Era nato a Sassuolo nel 1942, un “cantastorie”, come definito da qualcuno, che con le note raccontava e criticava società, politica e mondo.
Dalla sua sedia a rotelle, costrettovi da una poliomielite che lo colpì da bambino, la sua voce si levava a pungere, a criticare, ad aggredire laddove ci fosse necessità.
Bertoli amava il suo dialetto, massima espressione identitaria della sua terra, e negli anni Settanta un album di brani tutti sassolesi ne è stata la dimostrazione.

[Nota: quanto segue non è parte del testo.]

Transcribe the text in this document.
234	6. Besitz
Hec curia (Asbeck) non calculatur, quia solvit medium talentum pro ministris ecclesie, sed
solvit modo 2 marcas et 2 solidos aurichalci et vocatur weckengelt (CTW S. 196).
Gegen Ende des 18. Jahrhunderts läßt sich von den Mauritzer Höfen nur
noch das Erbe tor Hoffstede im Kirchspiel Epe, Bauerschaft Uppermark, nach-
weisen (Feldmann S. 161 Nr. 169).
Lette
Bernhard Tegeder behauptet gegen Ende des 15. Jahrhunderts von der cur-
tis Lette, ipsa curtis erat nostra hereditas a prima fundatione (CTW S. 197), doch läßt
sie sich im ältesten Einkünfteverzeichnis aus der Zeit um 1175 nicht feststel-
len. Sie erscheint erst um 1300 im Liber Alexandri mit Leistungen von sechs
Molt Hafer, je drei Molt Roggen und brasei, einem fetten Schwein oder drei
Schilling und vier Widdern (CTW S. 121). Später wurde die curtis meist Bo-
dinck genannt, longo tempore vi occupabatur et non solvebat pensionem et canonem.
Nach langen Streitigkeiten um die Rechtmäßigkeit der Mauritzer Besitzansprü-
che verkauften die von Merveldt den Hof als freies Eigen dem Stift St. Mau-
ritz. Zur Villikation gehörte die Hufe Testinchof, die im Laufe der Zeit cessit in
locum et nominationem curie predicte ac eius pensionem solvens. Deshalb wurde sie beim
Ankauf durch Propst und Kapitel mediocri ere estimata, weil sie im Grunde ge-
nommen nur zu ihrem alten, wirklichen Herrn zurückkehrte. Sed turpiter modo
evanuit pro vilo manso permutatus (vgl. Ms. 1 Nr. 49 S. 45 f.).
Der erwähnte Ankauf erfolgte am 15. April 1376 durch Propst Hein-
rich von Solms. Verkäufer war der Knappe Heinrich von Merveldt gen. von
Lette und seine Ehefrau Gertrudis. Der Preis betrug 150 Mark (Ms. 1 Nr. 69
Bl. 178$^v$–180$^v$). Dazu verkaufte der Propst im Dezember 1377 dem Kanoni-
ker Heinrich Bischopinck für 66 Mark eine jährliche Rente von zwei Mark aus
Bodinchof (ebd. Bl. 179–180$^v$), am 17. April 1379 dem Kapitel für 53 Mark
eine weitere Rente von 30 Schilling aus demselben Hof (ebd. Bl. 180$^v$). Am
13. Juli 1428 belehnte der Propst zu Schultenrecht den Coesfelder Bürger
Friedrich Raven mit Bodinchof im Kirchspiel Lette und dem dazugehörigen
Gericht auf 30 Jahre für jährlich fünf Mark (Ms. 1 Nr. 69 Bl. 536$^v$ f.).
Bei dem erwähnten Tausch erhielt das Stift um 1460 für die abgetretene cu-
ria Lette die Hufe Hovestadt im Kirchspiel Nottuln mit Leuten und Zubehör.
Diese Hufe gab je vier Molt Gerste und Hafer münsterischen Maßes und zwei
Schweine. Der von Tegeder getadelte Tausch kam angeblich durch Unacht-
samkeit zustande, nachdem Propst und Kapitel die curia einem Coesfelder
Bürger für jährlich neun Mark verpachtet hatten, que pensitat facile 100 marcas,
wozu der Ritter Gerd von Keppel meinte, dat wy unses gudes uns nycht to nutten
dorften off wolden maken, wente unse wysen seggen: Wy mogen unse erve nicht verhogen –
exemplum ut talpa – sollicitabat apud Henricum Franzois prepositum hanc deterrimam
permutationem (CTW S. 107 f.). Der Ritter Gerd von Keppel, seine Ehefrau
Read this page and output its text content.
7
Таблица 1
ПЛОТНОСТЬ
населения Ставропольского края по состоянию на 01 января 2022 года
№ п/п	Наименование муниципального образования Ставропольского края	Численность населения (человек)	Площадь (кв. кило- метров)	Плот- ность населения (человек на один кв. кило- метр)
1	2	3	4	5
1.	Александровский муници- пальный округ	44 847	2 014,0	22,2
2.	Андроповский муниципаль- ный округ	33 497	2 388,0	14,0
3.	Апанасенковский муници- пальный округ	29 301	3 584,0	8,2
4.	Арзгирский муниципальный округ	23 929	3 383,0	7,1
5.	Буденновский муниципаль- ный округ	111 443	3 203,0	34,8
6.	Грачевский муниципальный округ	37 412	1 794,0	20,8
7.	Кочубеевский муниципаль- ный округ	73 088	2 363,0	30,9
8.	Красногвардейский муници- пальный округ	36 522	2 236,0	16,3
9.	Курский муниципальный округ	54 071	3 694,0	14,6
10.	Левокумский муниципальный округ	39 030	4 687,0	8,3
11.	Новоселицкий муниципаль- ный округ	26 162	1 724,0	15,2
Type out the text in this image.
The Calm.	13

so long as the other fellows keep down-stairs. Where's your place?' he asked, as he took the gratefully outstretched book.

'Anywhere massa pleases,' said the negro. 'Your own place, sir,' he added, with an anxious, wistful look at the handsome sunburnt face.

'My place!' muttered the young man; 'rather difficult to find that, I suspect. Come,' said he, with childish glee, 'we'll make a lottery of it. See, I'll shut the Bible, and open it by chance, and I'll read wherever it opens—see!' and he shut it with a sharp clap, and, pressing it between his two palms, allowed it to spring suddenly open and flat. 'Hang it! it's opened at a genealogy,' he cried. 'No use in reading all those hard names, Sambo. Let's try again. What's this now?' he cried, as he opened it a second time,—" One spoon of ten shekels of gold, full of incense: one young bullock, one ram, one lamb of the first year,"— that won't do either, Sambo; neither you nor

Nel 1979 “A muso duro” è stata la voce sociale di un’artista, con trascorsi nel partito Comunista, sempre attentissimo alle dinamiche della società italiana e ai suoi difetti.
Il 1980 invece è stato l’anno di “Certi momenti”, album in cui il brano omonimo ha affrontato il delicato tema dell’aborto. Cosi come quello del tradimento coniugale, con “Pescatore”, interpretato con una giovanissima Fiorella Mannoia.
Le barriere architettoniche e ogni forma di impedimento alla quotidianità di chi, come lui, era condannato su una sedia a rotelle, erano sempre obiettivo contro cui lottare.
La Sardegna ricorda Bertoli per quella sua magistrale interpretazione, al Festival di Sanremo 1991, di “Spunta la luna dal monte” insieme ai Tazenda di Andrea Parodi. Del brano, intitolato originariamente Disamparados, Bertoli ha curato la parte in italiano, con un successo senza tempo.
Il suo impegno di cantante e critico della società è continuato sino alla fine. Quando, sofferente di tumore ai polmoni, morì a in una clinica di Modena il 7 ottobre 2002.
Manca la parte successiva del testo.